Féminisme et art», l'exposition qui occupe une partie du Centre
d'art contemporain de Grenoble.
il aura fallu une critique américaine, Laura Cottingham, pour réaliser
cette exposition, une première en France. Au pays du Deuxième
Sexe de Simone de Beauvoir, qui vit naître, après 1968,
un fort mouvement de libération des femmes, la question d'un art
féministe
n'a jamais constitué un thème digne d'une institution, d'un musée.
Il faut dire que le féminisme est ici une notion dévalorisée:
«Je ne suis pas féministe mais... » entend-on souvent
dire, comme si l'engagement était désormais honteux, renvoyant
les années 70 à ses doubles foyers. D'un autre côté,
le monde de l'art contemporain continue de marcher en France, sans se soucier
vraiment de la place que les femmes y occupent ou non. Que les artistes
de Face
à l'Histoire (Beaubourg) soient des hommes en majorité super-écrasante,
qu'un opuscule français tout neuf sur l'Art contemporain (1)
n'offre qu'un strapontin aux femmes artistes... tout passe, rien ne casse.
Au contraire, depuis 1985 aux Etats-Unis, le groupe anonyme Guerilla Girls frappe
fort en exposant, par voie de flyers, d'affiches ou de l'Internet, les discriminations
sexistes ou racistes dans le système artistique.

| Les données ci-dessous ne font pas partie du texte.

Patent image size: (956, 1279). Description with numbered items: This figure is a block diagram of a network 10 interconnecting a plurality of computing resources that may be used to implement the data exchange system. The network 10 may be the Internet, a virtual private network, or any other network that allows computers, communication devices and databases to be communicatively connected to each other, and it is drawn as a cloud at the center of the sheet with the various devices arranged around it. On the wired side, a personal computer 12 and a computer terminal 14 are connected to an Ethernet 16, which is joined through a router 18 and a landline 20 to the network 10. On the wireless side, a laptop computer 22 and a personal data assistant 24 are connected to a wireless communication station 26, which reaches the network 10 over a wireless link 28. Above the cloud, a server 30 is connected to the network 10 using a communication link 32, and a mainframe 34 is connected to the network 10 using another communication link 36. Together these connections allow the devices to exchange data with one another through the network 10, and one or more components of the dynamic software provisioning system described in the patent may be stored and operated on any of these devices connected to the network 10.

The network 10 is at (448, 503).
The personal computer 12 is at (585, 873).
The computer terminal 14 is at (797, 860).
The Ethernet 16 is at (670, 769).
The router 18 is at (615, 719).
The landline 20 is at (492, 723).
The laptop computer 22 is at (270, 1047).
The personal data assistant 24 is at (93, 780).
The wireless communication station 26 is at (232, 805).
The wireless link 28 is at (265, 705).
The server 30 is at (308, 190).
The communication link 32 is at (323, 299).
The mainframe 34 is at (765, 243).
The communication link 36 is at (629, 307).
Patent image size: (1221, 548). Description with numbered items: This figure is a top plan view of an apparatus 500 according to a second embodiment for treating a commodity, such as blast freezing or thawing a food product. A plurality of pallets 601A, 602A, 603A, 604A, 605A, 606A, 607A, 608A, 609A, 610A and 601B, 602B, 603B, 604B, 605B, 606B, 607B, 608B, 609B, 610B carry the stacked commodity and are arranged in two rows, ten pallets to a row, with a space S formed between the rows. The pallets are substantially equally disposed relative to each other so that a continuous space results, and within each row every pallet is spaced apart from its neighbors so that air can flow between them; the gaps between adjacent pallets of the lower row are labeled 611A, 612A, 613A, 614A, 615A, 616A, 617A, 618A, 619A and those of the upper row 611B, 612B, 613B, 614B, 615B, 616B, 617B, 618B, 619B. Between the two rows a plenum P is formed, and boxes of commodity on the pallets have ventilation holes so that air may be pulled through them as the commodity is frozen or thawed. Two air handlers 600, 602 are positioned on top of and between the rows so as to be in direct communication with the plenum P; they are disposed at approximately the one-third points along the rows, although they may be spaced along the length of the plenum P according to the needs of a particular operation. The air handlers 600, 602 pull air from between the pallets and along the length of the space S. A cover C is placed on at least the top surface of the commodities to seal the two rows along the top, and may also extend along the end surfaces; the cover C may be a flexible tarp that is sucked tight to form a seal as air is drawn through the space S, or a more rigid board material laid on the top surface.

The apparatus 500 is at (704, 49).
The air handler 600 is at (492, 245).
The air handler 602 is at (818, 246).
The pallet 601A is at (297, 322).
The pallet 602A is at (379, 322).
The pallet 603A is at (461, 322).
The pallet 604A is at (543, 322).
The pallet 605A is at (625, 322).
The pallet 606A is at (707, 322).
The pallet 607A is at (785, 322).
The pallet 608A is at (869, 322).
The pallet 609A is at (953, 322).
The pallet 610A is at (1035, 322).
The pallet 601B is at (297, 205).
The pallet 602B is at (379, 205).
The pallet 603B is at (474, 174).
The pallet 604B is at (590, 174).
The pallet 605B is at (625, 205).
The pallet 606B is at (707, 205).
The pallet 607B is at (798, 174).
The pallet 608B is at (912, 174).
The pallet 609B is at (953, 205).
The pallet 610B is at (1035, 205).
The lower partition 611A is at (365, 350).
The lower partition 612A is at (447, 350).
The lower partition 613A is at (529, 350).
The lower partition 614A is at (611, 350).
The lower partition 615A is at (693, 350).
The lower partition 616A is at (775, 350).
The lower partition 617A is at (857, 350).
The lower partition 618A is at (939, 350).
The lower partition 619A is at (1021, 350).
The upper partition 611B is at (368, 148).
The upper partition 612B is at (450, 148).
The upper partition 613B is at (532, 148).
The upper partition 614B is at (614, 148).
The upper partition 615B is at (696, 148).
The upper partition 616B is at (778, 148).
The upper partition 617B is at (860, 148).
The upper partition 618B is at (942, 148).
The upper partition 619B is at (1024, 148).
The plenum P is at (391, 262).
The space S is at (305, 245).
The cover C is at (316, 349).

En 1992, la WAC (Women's
Action Coalition) a, sur le mode d'Act Up, créé une communication
visuelle efficace pour ses interventions politiques. Le féminisme est
enfin considéré comme un ferment, voire une source d'inspiration
dans les changements récents intervenus dans le projet esthétique
de l'art contemporain. Comme l'a expliqué la critique américaine
Lucy Lippard: «L'art féministe n'est pas un style ni un mouvement,
mais, au contraire, un système de valeurs, une stratégie révolutionnaire,
comme Dada et le surréalisme avaient été un "non-style".»
Bon. L'exposition de Grenoble n'est pas véritablement concluante sur
ce point. Peut-être parce que les travaux qui y sont rassemblés
(en quelques mois de temps, c'est sans doute trop peu) collent à un moment
historique, les années 70, où des femmes artistes ont commencé
de s'exprimer en tant que telles, d'épeler, en quelque sorte le b.a.-ba
de leur oppression. L'une des artistes présentes dans l'exposition, Léa
Lublin, explique : "Un jour, Françoise Janicot (autre artiste
présente à Grenoble) a invité cinq femmes plasticiennes
dans son atelier, pour une journée sur le thème de l'enfermement.
Moi, je suis sortie, je suis allée sur le pont Marie et j'ai plongé
dans la Seine une grande bannière sur laquelle j'avais écrit toutes
les bêtises qu'on dit sur les femmes, pour les dissoudre symboliquement.»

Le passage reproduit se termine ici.